Government also plays its role in diminishing the quality of psychological services as its overly broad licensure fails to distinguish clinical from nonclinical psychology and inadvertently gives inappropriate individuals legal cover to practice in clinical settings. The invention of the psychometrician’s license also offers false hope for bachelor’s graduates who find themselves struggling to compete in a field that heavily relies on graduate-level skill sets.
Under the current law, they would still have to be supervised by licensed psychologists, rendering their own license moot. Licensure isn’t a harmless exercise as it is costly to achieve and maintain, rendering psychometricians vulnerable to opportunistic review centers and continuing education workshops and conferences.
I know I run the risk of sounding exclusionary or gatekeeping. But this is what it means to hold not just students’ potential and well-being, but to also keep in mind their future clients’ welfare. This is the main reason we keep our teacher-student ratio as healthy as possible.
We want to ensure that the clinicians we raise can go out and be of help to their clients. We want to ensure that future clinicians are fully aware of the responsibility and privilege of their profession and to never take it lightly. Psychotherapy doesn’t allow clients to take shortcuts; it encourages them to face their problems and engage in effective long-term solutions.

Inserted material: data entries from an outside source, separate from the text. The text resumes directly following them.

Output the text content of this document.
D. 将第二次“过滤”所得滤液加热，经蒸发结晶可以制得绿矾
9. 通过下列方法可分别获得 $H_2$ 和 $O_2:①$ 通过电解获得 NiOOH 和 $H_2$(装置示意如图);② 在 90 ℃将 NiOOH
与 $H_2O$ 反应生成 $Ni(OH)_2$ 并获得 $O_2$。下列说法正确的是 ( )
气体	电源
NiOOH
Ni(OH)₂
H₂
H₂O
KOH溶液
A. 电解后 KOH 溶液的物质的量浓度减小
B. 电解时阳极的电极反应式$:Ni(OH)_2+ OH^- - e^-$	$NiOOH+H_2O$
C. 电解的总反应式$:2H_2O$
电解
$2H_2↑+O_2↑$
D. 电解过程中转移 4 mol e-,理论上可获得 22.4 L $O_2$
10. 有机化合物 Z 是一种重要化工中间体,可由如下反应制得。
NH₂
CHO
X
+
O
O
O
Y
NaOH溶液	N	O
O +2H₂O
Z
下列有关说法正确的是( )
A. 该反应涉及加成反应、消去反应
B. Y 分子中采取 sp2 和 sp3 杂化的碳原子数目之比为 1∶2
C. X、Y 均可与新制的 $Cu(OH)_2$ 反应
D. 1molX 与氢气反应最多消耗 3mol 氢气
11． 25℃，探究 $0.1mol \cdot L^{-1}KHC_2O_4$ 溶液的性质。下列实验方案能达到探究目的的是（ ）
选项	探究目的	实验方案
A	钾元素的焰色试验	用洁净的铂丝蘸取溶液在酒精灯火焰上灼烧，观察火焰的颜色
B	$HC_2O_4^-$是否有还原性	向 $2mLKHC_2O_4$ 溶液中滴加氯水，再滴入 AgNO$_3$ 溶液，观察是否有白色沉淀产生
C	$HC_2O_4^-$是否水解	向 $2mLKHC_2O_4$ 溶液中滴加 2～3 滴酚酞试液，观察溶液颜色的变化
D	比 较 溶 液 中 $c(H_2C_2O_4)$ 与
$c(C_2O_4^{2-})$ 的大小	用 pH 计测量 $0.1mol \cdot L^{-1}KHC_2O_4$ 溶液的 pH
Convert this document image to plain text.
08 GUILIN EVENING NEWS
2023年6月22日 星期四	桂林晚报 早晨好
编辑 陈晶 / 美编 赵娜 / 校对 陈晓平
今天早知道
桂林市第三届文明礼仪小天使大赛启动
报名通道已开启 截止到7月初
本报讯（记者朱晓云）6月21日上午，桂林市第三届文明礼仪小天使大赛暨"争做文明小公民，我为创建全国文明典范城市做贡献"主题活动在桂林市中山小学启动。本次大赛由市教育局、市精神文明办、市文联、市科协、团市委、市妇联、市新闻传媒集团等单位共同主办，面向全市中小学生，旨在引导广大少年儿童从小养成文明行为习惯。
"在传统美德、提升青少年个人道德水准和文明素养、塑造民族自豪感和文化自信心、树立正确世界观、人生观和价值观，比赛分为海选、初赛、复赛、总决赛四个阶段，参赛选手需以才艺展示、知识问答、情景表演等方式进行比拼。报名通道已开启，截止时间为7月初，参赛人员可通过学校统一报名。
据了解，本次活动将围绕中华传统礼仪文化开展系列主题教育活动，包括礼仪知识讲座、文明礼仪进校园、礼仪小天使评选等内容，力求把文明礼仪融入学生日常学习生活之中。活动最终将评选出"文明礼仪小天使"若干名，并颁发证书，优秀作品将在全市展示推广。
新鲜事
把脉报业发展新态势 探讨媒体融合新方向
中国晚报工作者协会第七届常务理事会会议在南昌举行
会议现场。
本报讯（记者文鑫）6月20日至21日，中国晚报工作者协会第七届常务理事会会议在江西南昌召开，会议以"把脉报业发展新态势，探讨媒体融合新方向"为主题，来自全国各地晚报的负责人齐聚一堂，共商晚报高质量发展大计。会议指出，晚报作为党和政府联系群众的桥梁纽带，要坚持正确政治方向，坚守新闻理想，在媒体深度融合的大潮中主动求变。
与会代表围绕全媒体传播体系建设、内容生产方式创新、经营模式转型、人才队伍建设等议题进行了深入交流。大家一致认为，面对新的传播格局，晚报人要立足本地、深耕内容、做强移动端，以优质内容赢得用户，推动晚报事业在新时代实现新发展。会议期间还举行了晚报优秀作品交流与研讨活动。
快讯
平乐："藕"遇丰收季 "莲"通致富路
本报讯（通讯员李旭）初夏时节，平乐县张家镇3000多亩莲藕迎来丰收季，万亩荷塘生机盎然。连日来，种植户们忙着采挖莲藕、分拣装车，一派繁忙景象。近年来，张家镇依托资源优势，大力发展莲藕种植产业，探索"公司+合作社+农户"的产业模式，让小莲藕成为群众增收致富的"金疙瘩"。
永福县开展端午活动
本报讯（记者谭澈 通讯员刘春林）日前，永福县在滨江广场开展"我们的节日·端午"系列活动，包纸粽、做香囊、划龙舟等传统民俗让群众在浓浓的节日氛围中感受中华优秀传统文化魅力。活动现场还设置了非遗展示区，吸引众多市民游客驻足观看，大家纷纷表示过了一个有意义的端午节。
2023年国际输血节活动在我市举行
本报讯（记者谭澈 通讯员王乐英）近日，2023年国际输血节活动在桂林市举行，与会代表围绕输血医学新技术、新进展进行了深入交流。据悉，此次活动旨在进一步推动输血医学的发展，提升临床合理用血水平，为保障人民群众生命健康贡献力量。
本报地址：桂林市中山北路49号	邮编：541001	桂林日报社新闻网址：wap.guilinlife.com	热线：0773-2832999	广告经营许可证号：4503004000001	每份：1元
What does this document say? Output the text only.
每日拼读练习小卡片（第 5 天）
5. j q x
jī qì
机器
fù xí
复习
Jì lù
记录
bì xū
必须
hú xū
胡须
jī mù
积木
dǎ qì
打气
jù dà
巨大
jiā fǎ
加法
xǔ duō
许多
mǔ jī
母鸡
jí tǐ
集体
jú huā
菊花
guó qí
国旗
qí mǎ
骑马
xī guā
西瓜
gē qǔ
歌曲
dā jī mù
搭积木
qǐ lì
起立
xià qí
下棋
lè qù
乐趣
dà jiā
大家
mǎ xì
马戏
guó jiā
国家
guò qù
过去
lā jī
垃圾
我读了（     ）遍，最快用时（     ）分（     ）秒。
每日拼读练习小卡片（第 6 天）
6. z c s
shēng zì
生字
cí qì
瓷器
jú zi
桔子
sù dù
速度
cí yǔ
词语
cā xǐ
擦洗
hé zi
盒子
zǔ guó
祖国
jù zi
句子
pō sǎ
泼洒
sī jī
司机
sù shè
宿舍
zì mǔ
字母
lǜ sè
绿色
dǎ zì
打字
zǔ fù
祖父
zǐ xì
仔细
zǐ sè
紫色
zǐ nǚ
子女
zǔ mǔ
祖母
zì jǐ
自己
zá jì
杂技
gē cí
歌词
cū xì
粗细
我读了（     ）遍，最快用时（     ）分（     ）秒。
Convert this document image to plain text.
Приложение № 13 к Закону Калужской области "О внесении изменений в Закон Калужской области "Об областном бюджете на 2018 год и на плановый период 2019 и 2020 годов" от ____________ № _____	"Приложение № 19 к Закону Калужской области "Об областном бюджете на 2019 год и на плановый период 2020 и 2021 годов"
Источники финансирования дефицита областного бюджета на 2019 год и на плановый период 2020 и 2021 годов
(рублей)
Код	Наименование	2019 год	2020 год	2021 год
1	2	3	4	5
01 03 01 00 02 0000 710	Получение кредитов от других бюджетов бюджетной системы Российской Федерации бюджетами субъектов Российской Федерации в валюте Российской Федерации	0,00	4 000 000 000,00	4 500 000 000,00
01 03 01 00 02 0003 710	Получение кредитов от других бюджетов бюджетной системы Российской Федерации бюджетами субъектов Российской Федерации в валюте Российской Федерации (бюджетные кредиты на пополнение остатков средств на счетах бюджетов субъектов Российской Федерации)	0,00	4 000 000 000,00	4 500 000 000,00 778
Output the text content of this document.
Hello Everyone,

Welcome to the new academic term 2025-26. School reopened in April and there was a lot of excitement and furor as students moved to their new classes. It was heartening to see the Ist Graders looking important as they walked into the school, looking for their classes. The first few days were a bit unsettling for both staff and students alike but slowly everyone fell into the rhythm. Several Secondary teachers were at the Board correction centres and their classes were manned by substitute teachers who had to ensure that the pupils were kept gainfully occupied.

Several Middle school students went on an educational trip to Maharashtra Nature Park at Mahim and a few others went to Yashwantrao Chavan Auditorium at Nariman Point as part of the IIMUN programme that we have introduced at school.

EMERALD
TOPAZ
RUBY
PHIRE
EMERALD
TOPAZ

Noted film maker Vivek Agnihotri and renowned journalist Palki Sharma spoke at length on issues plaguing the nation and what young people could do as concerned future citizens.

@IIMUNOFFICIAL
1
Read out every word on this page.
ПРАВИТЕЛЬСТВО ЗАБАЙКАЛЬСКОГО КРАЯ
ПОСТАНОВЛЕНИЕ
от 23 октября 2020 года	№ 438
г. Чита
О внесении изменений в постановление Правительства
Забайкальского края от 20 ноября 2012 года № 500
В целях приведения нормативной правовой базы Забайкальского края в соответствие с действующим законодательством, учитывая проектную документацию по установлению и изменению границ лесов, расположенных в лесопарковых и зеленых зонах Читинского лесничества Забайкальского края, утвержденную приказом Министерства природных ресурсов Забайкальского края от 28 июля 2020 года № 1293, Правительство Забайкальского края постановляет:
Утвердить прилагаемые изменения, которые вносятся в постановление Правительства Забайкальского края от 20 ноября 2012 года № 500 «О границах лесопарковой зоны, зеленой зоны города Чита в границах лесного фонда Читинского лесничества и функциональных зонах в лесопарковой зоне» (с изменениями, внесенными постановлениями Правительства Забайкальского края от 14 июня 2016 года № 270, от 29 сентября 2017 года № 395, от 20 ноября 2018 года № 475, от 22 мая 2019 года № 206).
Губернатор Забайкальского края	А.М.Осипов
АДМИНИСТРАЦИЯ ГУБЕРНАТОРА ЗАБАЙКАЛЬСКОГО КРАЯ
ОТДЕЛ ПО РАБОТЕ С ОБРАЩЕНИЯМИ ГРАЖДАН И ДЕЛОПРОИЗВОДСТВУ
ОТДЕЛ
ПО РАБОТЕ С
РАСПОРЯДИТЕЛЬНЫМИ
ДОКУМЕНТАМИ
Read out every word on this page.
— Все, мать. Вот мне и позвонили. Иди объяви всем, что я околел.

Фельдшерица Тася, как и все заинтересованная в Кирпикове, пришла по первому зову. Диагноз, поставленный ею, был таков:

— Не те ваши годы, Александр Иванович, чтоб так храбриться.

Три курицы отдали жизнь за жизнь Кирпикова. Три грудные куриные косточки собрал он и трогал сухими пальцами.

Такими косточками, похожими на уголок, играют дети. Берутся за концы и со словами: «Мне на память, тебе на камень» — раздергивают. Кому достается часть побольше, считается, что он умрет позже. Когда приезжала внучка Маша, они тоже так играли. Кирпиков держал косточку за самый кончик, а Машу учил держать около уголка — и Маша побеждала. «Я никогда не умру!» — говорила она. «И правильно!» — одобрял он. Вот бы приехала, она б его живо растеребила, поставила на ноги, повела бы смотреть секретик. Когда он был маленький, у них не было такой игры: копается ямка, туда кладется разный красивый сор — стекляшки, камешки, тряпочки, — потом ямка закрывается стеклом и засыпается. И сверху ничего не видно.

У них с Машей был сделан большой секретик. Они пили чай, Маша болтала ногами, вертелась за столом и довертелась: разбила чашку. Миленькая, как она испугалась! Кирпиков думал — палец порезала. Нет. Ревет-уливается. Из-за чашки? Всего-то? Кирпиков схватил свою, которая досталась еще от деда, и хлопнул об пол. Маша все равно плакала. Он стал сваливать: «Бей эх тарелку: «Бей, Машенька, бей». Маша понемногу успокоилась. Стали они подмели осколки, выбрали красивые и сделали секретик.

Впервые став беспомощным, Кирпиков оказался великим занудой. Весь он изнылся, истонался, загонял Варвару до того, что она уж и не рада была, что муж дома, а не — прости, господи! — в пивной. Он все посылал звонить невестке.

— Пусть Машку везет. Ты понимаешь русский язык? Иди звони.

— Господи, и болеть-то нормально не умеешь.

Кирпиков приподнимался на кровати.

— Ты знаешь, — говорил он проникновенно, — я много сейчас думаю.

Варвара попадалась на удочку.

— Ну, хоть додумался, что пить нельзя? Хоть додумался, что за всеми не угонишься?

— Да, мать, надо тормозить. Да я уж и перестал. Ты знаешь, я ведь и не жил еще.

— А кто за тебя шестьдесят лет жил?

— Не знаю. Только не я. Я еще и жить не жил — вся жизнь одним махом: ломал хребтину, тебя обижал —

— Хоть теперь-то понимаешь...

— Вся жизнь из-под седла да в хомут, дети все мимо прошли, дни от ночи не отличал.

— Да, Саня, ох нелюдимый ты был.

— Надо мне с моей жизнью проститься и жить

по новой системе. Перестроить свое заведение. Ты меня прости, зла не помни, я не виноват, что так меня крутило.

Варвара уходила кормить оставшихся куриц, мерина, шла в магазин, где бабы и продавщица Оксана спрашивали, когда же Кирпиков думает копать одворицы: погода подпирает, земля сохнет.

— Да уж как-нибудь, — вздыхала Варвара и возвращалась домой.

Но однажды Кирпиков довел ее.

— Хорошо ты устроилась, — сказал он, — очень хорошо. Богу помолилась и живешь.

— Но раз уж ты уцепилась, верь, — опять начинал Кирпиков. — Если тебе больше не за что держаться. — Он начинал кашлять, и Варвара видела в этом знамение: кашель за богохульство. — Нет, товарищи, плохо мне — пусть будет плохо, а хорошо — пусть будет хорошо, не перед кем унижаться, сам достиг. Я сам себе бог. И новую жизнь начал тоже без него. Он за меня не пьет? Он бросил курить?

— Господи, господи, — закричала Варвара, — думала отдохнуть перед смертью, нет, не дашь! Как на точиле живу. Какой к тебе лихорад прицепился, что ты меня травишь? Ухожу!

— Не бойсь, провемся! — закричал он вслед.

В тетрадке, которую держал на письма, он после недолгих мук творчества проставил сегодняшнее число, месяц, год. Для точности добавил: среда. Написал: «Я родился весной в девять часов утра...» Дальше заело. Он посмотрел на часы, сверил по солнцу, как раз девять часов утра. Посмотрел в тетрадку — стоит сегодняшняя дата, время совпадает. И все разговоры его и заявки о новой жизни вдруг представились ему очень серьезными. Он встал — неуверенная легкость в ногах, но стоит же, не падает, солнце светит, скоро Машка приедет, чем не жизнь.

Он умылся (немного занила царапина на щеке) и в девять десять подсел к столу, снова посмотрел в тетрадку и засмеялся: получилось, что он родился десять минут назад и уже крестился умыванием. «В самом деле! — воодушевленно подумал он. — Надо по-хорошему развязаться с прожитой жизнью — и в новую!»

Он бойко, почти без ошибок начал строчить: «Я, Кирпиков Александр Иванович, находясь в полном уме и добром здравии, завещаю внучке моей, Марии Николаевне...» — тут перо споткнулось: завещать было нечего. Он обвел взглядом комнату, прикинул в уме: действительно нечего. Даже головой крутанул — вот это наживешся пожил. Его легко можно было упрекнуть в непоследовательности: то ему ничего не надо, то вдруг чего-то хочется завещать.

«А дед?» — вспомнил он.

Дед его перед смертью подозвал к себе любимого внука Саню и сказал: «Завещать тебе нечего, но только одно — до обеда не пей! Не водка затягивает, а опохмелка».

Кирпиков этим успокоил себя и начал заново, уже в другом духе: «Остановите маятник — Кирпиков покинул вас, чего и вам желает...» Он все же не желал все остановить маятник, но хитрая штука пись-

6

Similarly, we do not take shortcuts in our clinician-in-training’s education. It isn’t just about amassing technical skill; it is about honing one’s own self to become a tool of healing for others. Such a transformation requires time and care. Coursework alone will not do that. A one-year program will not do that. A weekend workshop will not do that.
Lately, in the more than a decade of teaching clinicians, I have noticed a worrying trend. A decade ago, freshmen would come in excited to learn and be of help to others. Now, their anxiety leads the way. Me and my colleagues recognized that our own students in clinical psychology need mental help first before they can be of any use to their future clients. We encourage them to engage in their own therapy and to work through their fears, instead of engaging in avoidance, during their academic stay.
This emerging concern among students means that we are no longer just teachers; we also have to put on the hat of a counselor and guide, making space for their personal and mental health concerns on top of their academic needs. Imagine the complexity of teaching and mentoring tasks once they’re at the practicum stage and dealing with their own clients!
It is a teaching challenge, especially as someone who teaches mental health, on how to provide a supportive environment for their personal well-being and at the same time push them to meet the standards of care that their clients deserve.
We have to give students the time and space to breathe into their own before we can deem them as ready to provide for others. We need our students to be whole so that they can have space to take on other people’s suffering and make responsible choices that are outside of their comfort zone. After all, no client chooses to be a client, but all professionals choose their profession.